I’m paid to be a master of etiquette. But right now, I have no clue how to approach this guy. I mean, he hired me, the woman he’s seen naked too many times to count, to plan his wedding. Do I hug him too? Shake his hand? Give him a horrifically awkward fist bump in a silent show of solidarity—how fucking weird is this?
“Thanks, Milly,” Nate says and shoves his hands in the front pockets of his pressed slacks.
My heart dips, and I can’t tell if it’s relief or regret that sweeps through me. “I’m looking forward to working with y’all.”
“Same! I’m finally excited,” Reese says.
Nate cuts her a look. “You weren’t excited before?”
Wrapping her hand around his upper arm, she smiles at him. “You know what I mean. It’s all been such a whirlwind. But now that we’re finally getting down to brass tacks, I couldn’t be more grateful.”
I’ve been so distracted I hadn’t noticed Reese’s ring until now. It winks at me from its spot on her fourth finger. I wanted it to be enormous. Obnoxious. Instead, it’s a tasteful round solitaire on a dainty, rose gold band, the diamond big enough to make your heart skip a beat but not so big you think the guy’s making up for something. Three carats I’d say.
“He did a good job, right?” Reese says when she catches me staring. She wiggles her fingers, making the stone glitter. “He even got the size right.”
I try to smile. “Of course he did.”
Reese’s style is completely in line with my own. The budget is huge. The wedding’s going to be a ton of fun to design. A challenge too, to make it stand out enough to land a coveted spread in a big-time magazine.
Landing this wedding is a victory. I just wish it felt like one.
Chapter Three
Nate
Pulling up to the makeshift parking lot in front of the construction zone that is currently our distillery, I see Dad climbing out of his shiny new Dodge Ram pickup.
My truck—the same ’82 Bronco I learned to drive in almost twenty years ago—groans as I wrangle it into park and cut the ignition. Reese hates the truck, mostly because it doesn’t have Bluetooth and it’s loud as all get-out. Still, I can’t make myself get rid of the thing. The Bronco and I have been through a lot together, and somehow we’ve both managed to survive.
Luckily, I dropped Reese off at her place downtown on my way over here, so I’m free to chew out my least favorite family member in any way I see fit. She knows there’s no love lost between my dad and me, but she doesn’t need his shitty behavior to dampen what should be a great day.
Ignoring the rumble of heavy machinery in the background, I leap out the door, my boots crunching on the gravel.
“What the fuck was that?” I hiss. “There’s a reason you weren’t invited to our meeting.”
Dad doesn’t even have the decency to look at me as he grabs his phone from the Dodge’s center console. “Son, I’ll go to any meeting I damn well please. I think I’ve earned the right.”
A vicious surge of anger chokes me as I stare him down, hands on my hips. “You embarrassed me, and worse, you embarrassed Reese. Dad, this is our wedding. Not some dog-and-pony show you can use to promote the business.”
He turns around but still doesn’t look at me. Instead, he focuses on the phone in his hands. “And whose business is that, exactly?”
“I’m not playing this game today.”
“Then I’m not signing your paycheck.”
I resist the urge to grab his phone and chuck it across the lot.
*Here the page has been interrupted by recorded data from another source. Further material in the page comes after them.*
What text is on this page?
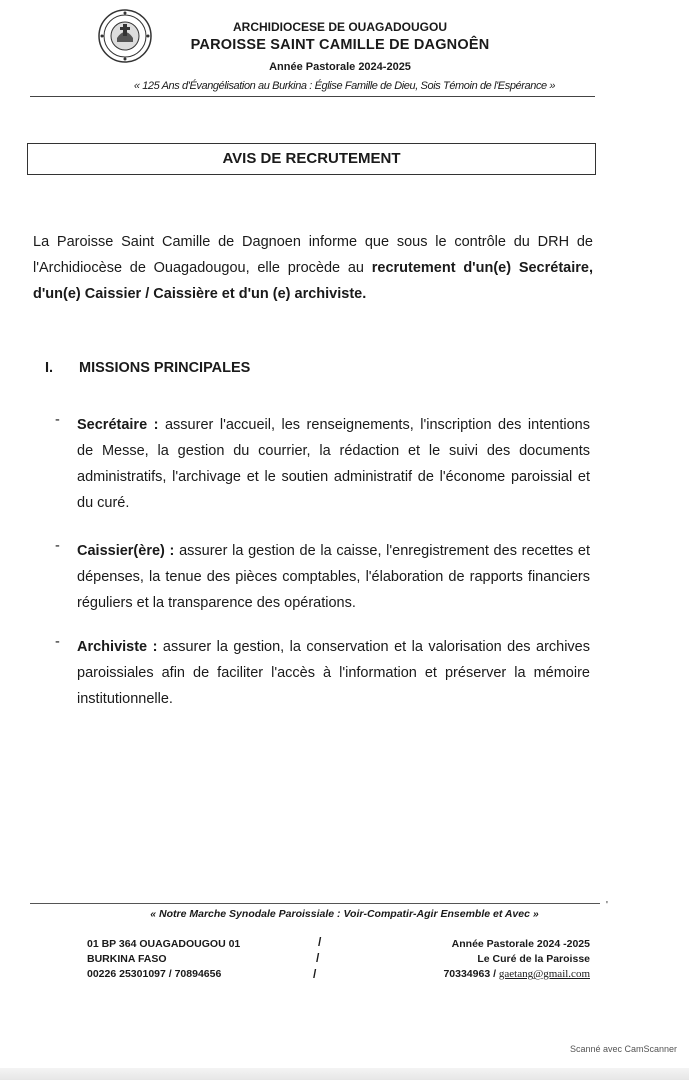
ARCHIDIOCESE DE OUAGADOUGOU
PAROISSE SAINT CAMILLE DE DAGNOÊN
Année Pastorale 2024-2025
« 125 Ans d'Évangélisation au Burkina : Église Famille de Dieu, Sois Témoin de l'Espérance »
AVIS DE RECRUTEMENT
La Paroisse Saint Camille de Dagnoen informe que sous le contrôle du DRH de l'Archidiocèse de Ouagadougou, elle procède au recrutement d'un(e) Secrétaire, d'un(e) Caissier / Caissière et d'un (e) archiviste.
I. MISSIONS PRINCIPALES
- Secrétaire : assurer l'accueil, les renseignements, l'inscription des intentions de Messe, la gestion du courrier, la rédaction et le suivi des documents administratifs, l'archivage et le soutien administratif de l'économe paroissial et du curé.
- Caissier(ère) : assurer la gestion de la caisse, l'enregistrement des recettes et dépenses, la tenue des pièces comptables, l'élaboration de rapports financiers réguliers et la transparence des opérations.
- Archiviste : assurer la gestion, la conservation et la valorisation des archives paroissiales afin de faciliter l'accès à l'information et préserver la mémoire institutionnelle.
'
« Notre Marche Synodale Paroissiale : Voir-Compatir-Agir Ensemble et Avec »
01 BP 364 OUAGADOUGOU 01
BURKINA FASO
00226 25301097 / 70894656
/
/
/
Année Pastorale 2024 -2025
Le Curé de la Paroisse
70334963 / gaetang@gmail.com
Scanné avec CamScanner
But I don’t, because fights between deadbeat dads and their long-suffering sons are bad for business. Been there, done that, got the fucking T-shirt. We’ve turned a new leaf here at Kingsley Distilling, Inc., thanks not only to the Nobles but also to Dad’s and Silas’s promises to stay on the straight and narrow. We’re actually making it work, despite Dad still being a huge pain in my ass. Case in point: the new state-of-the-art distillery being built twenty feet from where we stand.
“It’s our business,” I grind out. “The family’s.”
I mean that. When we signed our new partnership agreement with Chris and Reese Noble, we all got a piece of the business as stakeholders. Chris has a forty percent stake in Kingsley Distilling, while Reese got nine percent. Dad, Silas, and I each received seventeen percent of company ownership, making the three of us together the majority stakeholders at fifty-one percent. While that allows us to maintain control of the company, it also means all three of us have to sign off on payroll every month.
“My business.” Dad jabs his finger into his chest. “Let’s not forget I’m the one who thought to bottle twenty-year whiskey when nobody else was. I’m the one who made the booze that put us on the map. Without me, there’d be no Appalachian Red, and there’d be none of this.” He gestures to the new distillery behind us.